Barre Praat - Over onze streektaal (104)

Column
Afbeelding
(Foto: GvW-T)

Ik gaat 

Het is taal die je alleen nog van zeventigplussers kunt horen.

Tenminste, dat is mijn indruk. Ik heb het over woordgroepen als: ik gaat, ik ziet, ik hoort.

Het is wel zeker dat dit vroeger veel vaker voorkwam. Voor de duidelijkheid: het gaat hier over de extra -t bij werkwoorden, bij de ik-vorm in de onvoltooid tegenwoordige tijd. Niet over vormen als: de wegt (weg), de kast (kas), de werft/wurft (werf), de schelft (schelf, takkenhoop). Want dat zijn allemaal zelfstandige naamwoorden, een andere woordsoort dus.

Nog wat voorbeelden van het verschijnsel? Eentje van mijn vader: ‘Ik gaat onder louw. Het is mijn veels te koud hier.’ (Ik ga in de luwte. het is mij veel te koud hier). En eentje van mijn moeder: ‘Ik mot zien dat ik ‘t overleeft.’ (Ik moet ervoor zorgen dat ik er goed doorheen kom; een ironische uitspraak).
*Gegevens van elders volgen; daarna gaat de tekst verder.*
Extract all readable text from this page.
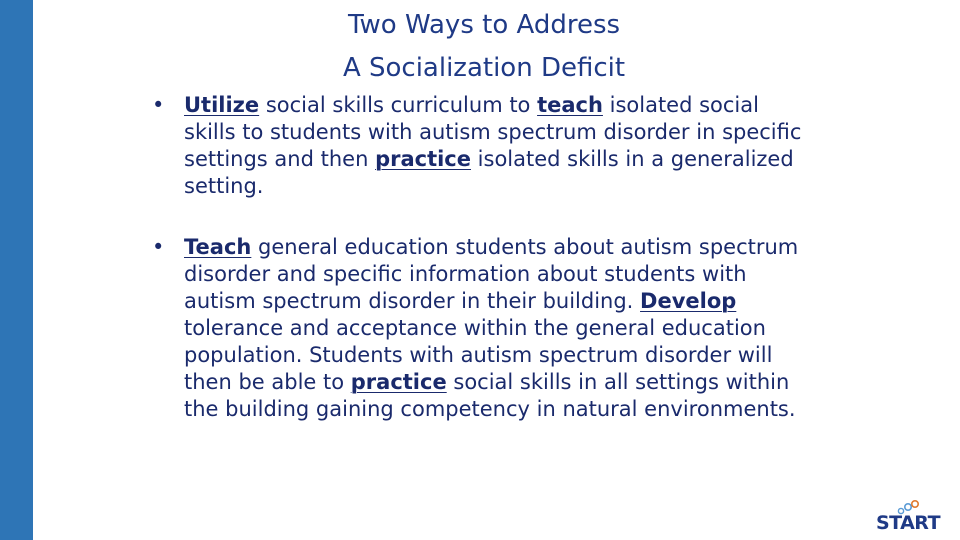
Two Ways to Address
A Socialization Deficit
• Utilize social skills curriculum to teach isolated social skills to students with autism spectrum disorder in specific settings and then practice isolated skills in a generalized setting.
• Teach general education students about autism spectrum disorder and specific information about students with autism spectrum disorder in their building. Develop tolerance and acceptance within the general education population. Students with autism spectrum disorder will then be able to practice social skills in all settings within the building gaining competency in natural environments.
START
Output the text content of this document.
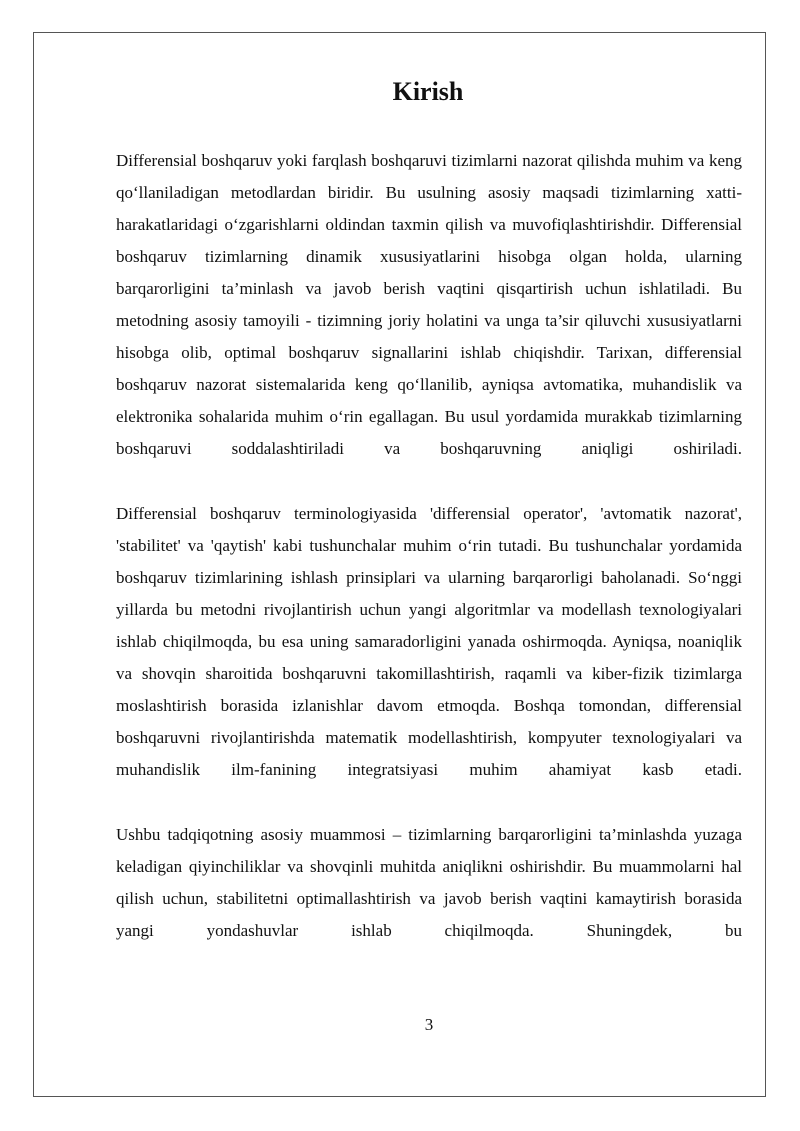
Kirish

Differensial boshqaruv yoki farqlash boshqaruvi tizimlarni nazorat qilishda muhim va keng qo‘llaniladigan metodlardan biridir. Bu usulning asosiy maqsadi tizimlarning xatti-harakatlaridagi o‘zgarishlarni oldindan taxmin qilish va muvofiqlashtirishdir. Differensial boshqaruv tizimlarning dinamik xususiyatlarini hisobga olgan holda, ularning barqarorligini ta’minlash va javob berish vaqtini qisqartirish uchun ishlatiladi. Bu metodning asosiy tamoyili - tizimning joriy holatini va unga ta’sir qiluvchi xususiyatlarni hisobga olib, optimal boshqaruv signallarini ishlab chiqishdir. Tarixan, differensial boshqaruv nazorat sistemalarida keng qo‘llanilib, ayniqsa avtomatika, muhandislik va elektronika sohalarida muhim o‘rin egallagan. Bu usul yordamida murakkab tizimlarning boshqaruvi soddalashtiriladi va boshqaruvning aniqligi oshiriladi.

Differensial boshqaruv terminologiyasida 'differensial operator', 'avtomatik nazorat', 'stabilitet' va 'qaytish' kabi tushunchalar muhim o‘rin tutadi. Bu tushunchalar yordamida boshqaruv tizimlarining ishlash prinsiplari va ularning barqarorligi baholanadi. So‘nggi yillarda bu metodni rivojlantirish uchun yangi algoritmlar va modellash texnologiyalari ishlab chiqilmoqda, bu esa uning samaradorligini yanada oshirmoqda. Ayniqsa, noaniqlik va shovqin sharoitida boshqaruvni takomillashtirish, raqamli va kiber-fizik tizimlarga moslashtirish borasida izlanishlar davom etmoqda. Boshqa tomondan, differensial boshqaruvni rivojlantirishda matematik modellashtirish, kompyuter texnologiyalari va muhandislik ilm-fanining integratsiyasi muhim ahamiyat kasb etadi.

Ushbu tadqiqotning asosiy muammosi – tizimlarning barqarorligini ta’minlashda yuzaga keladigan qiyinchiliklar va shovqinli muhitda aniqlikni oshirishdir. Bu muammolarni hal qilish uchun, stabilitetni optimallashtirish va javob berish vaqtini kamaytirish borasida yangi yondashuvlar ishlab chiqilmoqda. Shuningdek, bu

3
De regel is, u weet het wel, dat je bij de ik-vorm alleen de stam van het werkwoord gebruikt: ik ga, ik zie, ik hoor. Onderwijzers hebben vroeger wel geprobeerd de regel erin te krijgen met het ezelsbruggetje: Ik lust geen thee. Soms lukte dat. Maar soms ook niet; waarom?

Ik denk dat onze taal niet van uitzonderingen houdt; die worden er in de loop van de tijd uitgedrukt. Jij gaat / hij, zij gaat / u gaat. Dus dan ook: ik gaat.

Eenzelfde verschijnsel vind je bij: hij heeft. In onze streektaal:

hij, zij hep. Want: ik hep/ jij, u hep. Dus dan ook: hij, zij hep.

Het wegdrukken van de uitzondering (weer een andere dan) kun je ook volop horen bij tweedetaalleerders. In het Algemeen Nederlands heb je woordgroepen als: een duur huis, een schoon raam, een prachtig schilderij. Steeds zonder -e bij het bijvoeglijk naamwoord. Dus niet: een dure huis.

De meeste zelfstandige naamwoorden in het Nederlands zijn de-woorden.

Het- woorden komen veel minder voor. En alleen bij onbepaalde lidwoorden bij het-woorden krijg je geen -e bij bijvoeglijke naamwoorden (a). In alle andere, verreweg de meeste posities krijg je die -e wel.(b). 

Voorbeelden van (a): een druk feest, het drukke feest.

En van (b): een drukke dag, de drukke dag. 

Woordgroepen van het type (a) vormen dus in zekere zin een uitzondering. En tweedetaalleerders gooien die er uit. 

Voorbeelden: 1. Vorige jaar ging ik naar Turkije (zin van een cursist) 2. Chinese eethuis (opschrift, Den Haag) 3. Poolse bier (reclame, Rijswijk)

Wonderlijk toch. Streektaligen daarentegen hebben niet de minste moeite met type (a): een bar feest (geweldig), een kwarrig kreng (chagrijnig rotmens), een kreen kind (kieskeurig), een bunzig mannetje (bangelijk),een groos meisje (trots, ingebeeld).